The association between increased emergency department visits for asthma and air pollution was investigated in Anchorage, Alaska [20], Reno, Nev [21], and Seattle, Wash [22]. All 3 studies found significant associations between various measures of PM 10 and increases in visits for asthma. In Seattle, a change of 11 µg/m3 in PM 2.5 was associated with a 15% increase in asthma visits. The Anchorage and Reno studies did not find a significant association between emergency department visits for asthma and carbon monoxide (CO); however, CO was associated with asthma visits in Seattle. In the Seattle study, there was a high correlation between 24-hour CO concentrations and PM 10 values (0.74). Other investigators have reported that the peak hourly NO2 concentration was significantly associated with increased emergency department visits for asthma during winter months in Northern California [23] and with increased emergency department visits and respiratory admissions in Athens, Greece [24]. Peak hourly NO2 was also associated with increased emergency department visits for asthma during both the winter and summer months in Barcelona, Spain [25].

In this study, every 10 mg/m3 increase in SO2 was associated with 0.9% - 1.7%, for the NO2, it was 2.3%, for PM2.5 3.1% - 4.4%, for ozone 2.3% - 3.2%, and for CO it was 2.5% - 3.2% increase of asthma admission.

In Ulaanbaatar, it has been estimated for PM 10 that every 10 mg/m3 increase of air pollutants 3.6% - 6.1% in the estimated risk of asthma admission. The most health-hazardous pollutant in Mongolian is PM 10 level which shows its chemical source is different from other countries, mainly natural characteristics. It was similar to the above mentioned 3 cities (Anchorage, Reno, and Seattle).

The correlation mainly between asthma admissions cases with meteorological parameters is because the cold winter conditions in Ulaanbaatar result in the accumulation of pollutants in the atmosphere. Thus, population exposure to air pollution is increasing significantly during the winter months.
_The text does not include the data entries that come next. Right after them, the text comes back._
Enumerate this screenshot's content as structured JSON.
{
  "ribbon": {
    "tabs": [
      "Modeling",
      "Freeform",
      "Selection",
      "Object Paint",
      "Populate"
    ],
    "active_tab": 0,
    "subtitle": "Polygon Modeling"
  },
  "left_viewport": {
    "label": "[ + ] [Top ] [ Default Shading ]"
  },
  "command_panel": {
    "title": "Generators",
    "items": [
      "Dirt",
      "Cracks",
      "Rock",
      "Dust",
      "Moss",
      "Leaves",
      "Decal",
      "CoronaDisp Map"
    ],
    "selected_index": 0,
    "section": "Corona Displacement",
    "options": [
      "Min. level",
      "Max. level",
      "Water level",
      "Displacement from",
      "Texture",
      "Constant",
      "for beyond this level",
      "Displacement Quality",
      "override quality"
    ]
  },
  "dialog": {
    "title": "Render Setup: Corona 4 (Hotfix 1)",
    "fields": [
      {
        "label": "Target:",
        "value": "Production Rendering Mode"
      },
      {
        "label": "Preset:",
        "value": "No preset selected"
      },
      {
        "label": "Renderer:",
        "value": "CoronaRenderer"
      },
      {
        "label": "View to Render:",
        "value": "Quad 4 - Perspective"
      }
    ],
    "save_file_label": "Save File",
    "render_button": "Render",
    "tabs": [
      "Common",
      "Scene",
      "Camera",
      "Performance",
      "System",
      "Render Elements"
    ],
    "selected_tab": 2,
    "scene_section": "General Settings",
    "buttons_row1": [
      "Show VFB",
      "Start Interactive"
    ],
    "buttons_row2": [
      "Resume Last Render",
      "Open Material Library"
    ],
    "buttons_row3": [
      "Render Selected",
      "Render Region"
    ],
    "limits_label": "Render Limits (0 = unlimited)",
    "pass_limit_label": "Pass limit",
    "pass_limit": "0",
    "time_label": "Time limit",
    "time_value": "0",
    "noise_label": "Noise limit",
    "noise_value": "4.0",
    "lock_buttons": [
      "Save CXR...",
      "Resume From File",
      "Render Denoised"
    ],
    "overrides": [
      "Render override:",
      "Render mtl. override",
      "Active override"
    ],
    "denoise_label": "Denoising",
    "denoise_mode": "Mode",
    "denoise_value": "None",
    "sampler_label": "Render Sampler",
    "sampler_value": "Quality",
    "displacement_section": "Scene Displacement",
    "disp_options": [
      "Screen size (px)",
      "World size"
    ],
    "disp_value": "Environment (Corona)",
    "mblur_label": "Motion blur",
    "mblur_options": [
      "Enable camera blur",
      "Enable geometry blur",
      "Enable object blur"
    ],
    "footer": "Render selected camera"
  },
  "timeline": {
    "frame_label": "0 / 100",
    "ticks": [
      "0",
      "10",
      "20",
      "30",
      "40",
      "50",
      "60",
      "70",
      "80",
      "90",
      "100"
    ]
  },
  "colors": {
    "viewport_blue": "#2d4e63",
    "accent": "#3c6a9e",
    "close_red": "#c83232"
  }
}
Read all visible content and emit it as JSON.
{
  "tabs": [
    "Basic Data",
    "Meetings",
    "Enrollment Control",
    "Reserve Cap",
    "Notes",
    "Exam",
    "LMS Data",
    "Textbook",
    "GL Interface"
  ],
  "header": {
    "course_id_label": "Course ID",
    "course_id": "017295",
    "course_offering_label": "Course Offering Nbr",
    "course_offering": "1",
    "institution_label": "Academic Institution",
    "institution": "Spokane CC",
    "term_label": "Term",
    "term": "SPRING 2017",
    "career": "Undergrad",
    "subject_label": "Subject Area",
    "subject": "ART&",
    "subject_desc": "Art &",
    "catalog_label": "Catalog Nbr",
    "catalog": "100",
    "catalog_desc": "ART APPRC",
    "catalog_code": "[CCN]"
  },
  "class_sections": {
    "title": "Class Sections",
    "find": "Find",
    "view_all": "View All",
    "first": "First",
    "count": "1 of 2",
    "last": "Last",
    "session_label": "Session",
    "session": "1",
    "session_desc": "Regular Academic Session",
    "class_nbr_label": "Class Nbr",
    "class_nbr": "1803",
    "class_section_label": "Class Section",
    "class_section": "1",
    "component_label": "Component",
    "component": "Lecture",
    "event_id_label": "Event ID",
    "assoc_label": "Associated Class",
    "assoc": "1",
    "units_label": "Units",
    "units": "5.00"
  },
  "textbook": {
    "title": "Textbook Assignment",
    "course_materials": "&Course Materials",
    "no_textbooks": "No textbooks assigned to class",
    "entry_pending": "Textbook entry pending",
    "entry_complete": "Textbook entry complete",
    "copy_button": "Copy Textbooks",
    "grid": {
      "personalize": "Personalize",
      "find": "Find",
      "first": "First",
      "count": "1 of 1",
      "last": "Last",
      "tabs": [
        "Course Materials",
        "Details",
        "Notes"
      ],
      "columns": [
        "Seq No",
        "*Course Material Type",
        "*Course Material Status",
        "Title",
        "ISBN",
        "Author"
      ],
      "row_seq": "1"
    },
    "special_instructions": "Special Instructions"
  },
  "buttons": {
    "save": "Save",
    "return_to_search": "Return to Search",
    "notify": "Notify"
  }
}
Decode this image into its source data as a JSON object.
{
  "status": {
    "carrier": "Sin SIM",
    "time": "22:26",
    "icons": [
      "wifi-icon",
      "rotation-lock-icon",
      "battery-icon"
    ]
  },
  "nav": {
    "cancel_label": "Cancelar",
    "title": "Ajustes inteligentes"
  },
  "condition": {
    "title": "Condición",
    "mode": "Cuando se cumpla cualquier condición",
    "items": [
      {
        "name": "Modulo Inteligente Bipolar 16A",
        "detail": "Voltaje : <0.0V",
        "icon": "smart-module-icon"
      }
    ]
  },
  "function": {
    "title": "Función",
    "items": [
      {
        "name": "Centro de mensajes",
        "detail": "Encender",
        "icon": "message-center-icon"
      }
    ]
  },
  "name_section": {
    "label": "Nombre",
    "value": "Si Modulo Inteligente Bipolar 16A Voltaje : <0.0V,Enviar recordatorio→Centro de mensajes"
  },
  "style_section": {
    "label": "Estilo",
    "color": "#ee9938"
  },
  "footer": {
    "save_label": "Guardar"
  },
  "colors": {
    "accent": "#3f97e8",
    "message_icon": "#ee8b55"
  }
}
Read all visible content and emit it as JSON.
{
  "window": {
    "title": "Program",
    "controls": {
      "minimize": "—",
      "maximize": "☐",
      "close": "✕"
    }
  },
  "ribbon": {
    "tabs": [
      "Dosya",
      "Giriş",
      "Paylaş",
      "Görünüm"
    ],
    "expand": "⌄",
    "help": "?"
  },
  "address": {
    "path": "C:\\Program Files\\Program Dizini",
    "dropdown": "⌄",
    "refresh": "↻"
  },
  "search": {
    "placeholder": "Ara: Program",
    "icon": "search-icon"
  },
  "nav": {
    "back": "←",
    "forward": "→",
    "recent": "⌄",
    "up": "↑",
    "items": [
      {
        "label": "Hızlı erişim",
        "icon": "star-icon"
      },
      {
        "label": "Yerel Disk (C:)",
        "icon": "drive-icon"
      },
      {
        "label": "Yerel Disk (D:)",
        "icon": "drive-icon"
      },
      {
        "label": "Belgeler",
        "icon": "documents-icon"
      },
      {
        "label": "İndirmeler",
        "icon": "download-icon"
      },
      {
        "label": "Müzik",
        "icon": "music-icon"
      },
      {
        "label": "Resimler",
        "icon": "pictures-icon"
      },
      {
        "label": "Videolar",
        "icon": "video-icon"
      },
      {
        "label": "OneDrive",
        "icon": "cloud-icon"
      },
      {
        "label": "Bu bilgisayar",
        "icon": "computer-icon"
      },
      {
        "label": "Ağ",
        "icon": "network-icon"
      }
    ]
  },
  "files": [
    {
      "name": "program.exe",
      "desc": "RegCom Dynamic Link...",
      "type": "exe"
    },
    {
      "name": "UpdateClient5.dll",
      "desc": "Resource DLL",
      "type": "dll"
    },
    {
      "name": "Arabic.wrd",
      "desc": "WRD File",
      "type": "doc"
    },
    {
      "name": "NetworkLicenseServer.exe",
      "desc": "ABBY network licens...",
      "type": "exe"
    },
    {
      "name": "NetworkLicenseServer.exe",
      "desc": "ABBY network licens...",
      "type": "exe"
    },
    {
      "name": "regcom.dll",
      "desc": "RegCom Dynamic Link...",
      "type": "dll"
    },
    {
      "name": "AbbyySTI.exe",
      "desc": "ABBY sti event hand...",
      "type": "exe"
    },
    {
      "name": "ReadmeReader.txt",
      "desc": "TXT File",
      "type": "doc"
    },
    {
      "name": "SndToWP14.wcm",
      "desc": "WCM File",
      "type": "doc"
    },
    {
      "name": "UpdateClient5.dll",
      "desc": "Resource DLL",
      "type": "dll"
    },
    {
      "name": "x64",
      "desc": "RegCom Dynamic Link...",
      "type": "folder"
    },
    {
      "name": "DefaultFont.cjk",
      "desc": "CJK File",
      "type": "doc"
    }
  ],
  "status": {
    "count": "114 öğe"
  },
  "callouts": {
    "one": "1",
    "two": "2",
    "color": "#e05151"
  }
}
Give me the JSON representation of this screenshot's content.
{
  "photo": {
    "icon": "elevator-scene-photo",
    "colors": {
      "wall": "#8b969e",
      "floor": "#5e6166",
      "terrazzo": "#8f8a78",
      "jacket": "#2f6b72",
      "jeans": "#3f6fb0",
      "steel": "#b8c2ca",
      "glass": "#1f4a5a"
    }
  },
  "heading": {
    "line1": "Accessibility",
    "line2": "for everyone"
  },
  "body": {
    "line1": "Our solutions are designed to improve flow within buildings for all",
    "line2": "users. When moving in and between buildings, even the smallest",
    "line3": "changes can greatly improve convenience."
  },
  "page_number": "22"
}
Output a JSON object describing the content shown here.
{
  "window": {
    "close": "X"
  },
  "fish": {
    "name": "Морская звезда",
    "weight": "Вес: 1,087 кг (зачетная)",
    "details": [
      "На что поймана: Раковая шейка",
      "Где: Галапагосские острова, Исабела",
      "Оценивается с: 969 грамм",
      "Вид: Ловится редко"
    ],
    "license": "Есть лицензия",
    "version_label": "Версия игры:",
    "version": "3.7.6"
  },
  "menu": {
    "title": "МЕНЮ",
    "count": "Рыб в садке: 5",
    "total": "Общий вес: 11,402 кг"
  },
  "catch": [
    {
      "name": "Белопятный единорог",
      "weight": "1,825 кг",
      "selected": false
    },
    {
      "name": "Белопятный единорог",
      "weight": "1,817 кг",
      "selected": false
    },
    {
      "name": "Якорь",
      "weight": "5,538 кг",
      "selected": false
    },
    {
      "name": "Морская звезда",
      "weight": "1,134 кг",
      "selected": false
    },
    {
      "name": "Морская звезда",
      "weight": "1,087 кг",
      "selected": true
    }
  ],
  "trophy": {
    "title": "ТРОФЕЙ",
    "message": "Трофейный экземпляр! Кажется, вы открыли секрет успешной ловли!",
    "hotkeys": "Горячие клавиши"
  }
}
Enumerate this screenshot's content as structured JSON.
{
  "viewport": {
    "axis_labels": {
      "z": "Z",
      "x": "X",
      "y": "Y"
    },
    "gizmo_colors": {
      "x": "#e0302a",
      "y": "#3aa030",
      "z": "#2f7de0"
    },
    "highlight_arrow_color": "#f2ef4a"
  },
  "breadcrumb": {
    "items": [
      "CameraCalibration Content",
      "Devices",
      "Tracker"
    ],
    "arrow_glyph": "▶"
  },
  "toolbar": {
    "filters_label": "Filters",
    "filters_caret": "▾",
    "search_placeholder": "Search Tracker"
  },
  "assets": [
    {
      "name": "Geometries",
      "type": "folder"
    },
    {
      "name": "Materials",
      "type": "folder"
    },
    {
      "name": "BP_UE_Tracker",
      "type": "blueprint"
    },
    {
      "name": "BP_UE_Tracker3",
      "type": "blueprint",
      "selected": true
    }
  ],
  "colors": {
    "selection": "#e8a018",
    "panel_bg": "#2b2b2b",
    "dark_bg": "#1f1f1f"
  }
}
In conclusion, in recent years, air pollution is increasing sharply in Mongolia. The main cause of poor air quality is coal combustion in the ger areas, thermal power plants, and motor vehicles. The associations between air pollution and asthma hospital admission have been well established by many researchers throughout the world ever since the fateful incident of the London Fog of 1952. Thus, as expected this study demonstrated significant correlations between asthma hospital admission with PM 2.5, PM 10, SO2, NO2, CO, O3, and some meteorological parameters. The correlation mainly between asthma admission cases with meteorological parameters is because of the cold winter condition. Thus population exposure to air pollution increases significantly in the winter months.

Our study has several limitations. We estimated only hospital admission data instead of including emergency room visits and outpatient asthma data.

Acknowledgements

Special thanks to the UNICEF country office in Mongolia for financial support for conducting the survey and all data collectors for their excellent cooperative work.

Conflicts of Interest

The authors declare no conflicts of interest regarding the publication of this paper.